The Krone can indicate lack of the response to therapy of a disease existence of the fixed fibrotichesky stricture which can demand surgical treatment. The available data allow to assume what инфликсимаб does not promote deterioration or formation of a stricture.

Special groups of patients. Patients of advanced age (≥65 years). Frequency of serious infections at patients of advanced age (≥65 years) was higher, than at patients 65 years are younger. A part from these infections led to a lethal outcome. At therapy of elderly patients it is necessary to control risk of development of infections especially carefully.

Patients of children's age. In clinical trials of an infection occurred at patients of children's age more often than at adults.

Patients are recommended to undergo whenever possible full vaccination according to the current calendar of preventive inoculations prior to therapy by the drug Remikeyd®.

During the post-registration researches cases of formation of malignant tumors, some with a lethal outcome, among children, teenagers, full age young people (aged up to 22 years) who received FNO inhibitors (the beginning of therapy at the age of ≤18 years), including Remikeyd® were reported. Approximately in half of cases it was reported about lymphoma. Other cases are presented by a number of various malignant tumors including the malignant tumors which are usually connected with immunosuppression. The risk of development of malignant new growths in the patients receiving FNO inhibitors cannot be excluded.

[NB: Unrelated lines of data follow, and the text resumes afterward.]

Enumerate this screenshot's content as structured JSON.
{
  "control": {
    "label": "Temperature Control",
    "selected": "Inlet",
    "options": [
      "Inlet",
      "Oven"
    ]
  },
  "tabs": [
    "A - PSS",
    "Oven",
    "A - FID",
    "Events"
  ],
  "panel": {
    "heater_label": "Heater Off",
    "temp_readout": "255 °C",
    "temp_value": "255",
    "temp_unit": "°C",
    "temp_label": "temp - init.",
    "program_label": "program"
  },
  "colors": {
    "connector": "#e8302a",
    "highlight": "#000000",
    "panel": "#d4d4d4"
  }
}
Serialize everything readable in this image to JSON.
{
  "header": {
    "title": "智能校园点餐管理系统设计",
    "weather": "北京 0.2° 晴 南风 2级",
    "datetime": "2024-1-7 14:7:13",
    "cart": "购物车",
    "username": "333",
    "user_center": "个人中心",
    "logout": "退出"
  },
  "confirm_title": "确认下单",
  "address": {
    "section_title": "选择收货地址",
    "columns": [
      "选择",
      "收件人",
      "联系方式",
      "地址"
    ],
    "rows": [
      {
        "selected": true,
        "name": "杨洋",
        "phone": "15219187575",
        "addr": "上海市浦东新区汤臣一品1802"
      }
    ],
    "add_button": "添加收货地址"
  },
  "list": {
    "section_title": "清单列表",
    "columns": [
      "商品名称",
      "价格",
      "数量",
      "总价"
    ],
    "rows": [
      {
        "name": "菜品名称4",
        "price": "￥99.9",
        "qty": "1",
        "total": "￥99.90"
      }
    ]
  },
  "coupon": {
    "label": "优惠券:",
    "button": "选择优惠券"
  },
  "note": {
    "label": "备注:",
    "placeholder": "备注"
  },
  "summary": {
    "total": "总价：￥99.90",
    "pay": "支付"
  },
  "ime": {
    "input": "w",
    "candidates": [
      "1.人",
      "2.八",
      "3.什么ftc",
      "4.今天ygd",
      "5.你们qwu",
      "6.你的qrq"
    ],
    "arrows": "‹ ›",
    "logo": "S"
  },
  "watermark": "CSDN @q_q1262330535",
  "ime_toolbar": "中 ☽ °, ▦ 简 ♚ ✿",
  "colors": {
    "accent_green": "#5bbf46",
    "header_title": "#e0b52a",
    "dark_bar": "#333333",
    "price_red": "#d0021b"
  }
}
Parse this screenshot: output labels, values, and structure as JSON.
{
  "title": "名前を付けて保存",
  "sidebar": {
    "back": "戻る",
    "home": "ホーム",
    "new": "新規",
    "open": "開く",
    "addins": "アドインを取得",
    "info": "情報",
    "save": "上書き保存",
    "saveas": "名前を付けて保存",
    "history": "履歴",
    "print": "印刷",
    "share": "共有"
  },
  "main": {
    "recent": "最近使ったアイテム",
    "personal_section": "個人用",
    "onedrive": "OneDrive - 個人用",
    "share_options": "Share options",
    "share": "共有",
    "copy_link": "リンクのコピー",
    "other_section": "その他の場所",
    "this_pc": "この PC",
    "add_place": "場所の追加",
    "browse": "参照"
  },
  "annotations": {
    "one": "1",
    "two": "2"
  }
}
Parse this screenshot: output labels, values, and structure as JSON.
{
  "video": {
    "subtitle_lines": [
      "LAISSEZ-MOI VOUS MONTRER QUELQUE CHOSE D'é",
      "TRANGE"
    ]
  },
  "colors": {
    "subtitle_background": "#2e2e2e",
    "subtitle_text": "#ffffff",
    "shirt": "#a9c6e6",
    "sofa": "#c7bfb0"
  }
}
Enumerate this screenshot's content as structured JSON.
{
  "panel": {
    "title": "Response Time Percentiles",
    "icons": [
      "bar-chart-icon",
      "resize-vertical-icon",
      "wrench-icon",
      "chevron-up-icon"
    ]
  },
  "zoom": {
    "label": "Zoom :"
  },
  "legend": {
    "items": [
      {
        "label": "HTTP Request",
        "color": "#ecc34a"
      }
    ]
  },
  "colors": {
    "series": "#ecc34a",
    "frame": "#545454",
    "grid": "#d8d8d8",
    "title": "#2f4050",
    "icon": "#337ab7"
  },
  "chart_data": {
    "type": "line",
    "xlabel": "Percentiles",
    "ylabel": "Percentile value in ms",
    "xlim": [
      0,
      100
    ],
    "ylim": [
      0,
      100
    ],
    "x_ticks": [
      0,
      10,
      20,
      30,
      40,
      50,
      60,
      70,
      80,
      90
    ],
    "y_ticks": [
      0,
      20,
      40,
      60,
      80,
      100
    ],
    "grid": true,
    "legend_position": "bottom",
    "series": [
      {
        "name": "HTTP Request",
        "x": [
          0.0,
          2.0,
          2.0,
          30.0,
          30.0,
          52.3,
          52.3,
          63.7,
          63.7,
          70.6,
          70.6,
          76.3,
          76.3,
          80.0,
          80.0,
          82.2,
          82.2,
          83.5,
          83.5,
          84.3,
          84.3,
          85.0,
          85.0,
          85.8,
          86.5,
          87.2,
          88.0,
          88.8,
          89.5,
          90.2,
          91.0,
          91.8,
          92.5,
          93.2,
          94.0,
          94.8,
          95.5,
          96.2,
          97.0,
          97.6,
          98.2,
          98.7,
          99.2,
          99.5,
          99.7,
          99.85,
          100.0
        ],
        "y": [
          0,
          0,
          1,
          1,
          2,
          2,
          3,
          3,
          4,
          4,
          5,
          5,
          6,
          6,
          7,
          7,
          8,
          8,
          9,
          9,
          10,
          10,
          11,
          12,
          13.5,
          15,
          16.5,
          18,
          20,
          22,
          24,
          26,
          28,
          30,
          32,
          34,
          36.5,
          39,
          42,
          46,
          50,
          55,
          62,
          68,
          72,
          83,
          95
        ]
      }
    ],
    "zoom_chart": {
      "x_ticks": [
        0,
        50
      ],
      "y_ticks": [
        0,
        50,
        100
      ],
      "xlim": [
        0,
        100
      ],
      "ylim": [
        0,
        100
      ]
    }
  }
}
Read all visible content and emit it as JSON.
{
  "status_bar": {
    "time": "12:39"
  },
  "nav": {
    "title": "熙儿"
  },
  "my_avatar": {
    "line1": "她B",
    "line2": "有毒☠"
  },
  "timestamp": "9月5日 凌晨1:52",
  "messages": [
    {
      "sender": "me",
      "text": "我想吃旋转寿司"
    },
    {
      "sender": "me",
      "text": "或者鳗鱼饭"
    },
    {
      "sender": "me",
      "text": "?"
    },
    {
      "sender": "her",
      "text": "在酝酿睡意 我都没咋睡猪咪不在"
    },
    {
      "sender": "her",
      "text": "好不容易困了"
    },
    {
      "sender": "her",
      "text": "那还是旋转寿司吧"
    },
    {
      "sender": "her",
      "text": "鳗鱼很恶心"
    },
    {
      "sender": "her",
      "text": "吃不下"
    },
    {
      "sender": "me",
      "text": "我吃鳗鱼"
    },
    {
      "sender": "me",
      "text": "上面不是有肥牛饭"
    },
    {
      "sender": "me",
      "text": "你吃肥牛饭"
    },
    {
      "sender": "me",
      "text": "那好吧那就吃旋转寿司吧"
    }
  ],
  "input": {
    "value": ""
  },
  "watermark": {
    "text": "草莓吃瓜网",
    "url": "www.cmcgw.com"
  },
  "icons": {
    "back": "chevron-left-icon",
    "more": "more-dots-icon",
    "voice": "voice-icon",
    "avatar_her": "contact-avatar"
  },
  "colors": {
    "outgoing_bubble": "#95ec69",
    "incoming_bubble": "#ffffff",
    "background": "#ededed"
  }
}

In the post-registration period messages on exceptional cases developments of a hepatolienal T-cellular lymphoma at therapy by FNO inhibitors, including инфликсимаб were gained. This rare species of the T-cellular lymphoma is characterized by very aggressive course of a disease and usually comes to an end with a lethal outcome. All cases at therapy by the drug Remikeyd® are registered at patients with a disease Krone or ulcer colitis, most of them occurred at teenagers or male young adults. All registered cases of development of a hepatolienal T-cellular lymphoma are noted at the patients who were at the same time receiving Azathioprinum or 6 Mercaptopurinum. It is necessary to estimate carefully possible risk of simultaneous use of Azathioprinum or 6 Mercaptopurinum and the drug Remikeyd®. The risk of development of a hepatolienal lymphoma in the patients receiving the drug Remikeyd® cannot be excluded.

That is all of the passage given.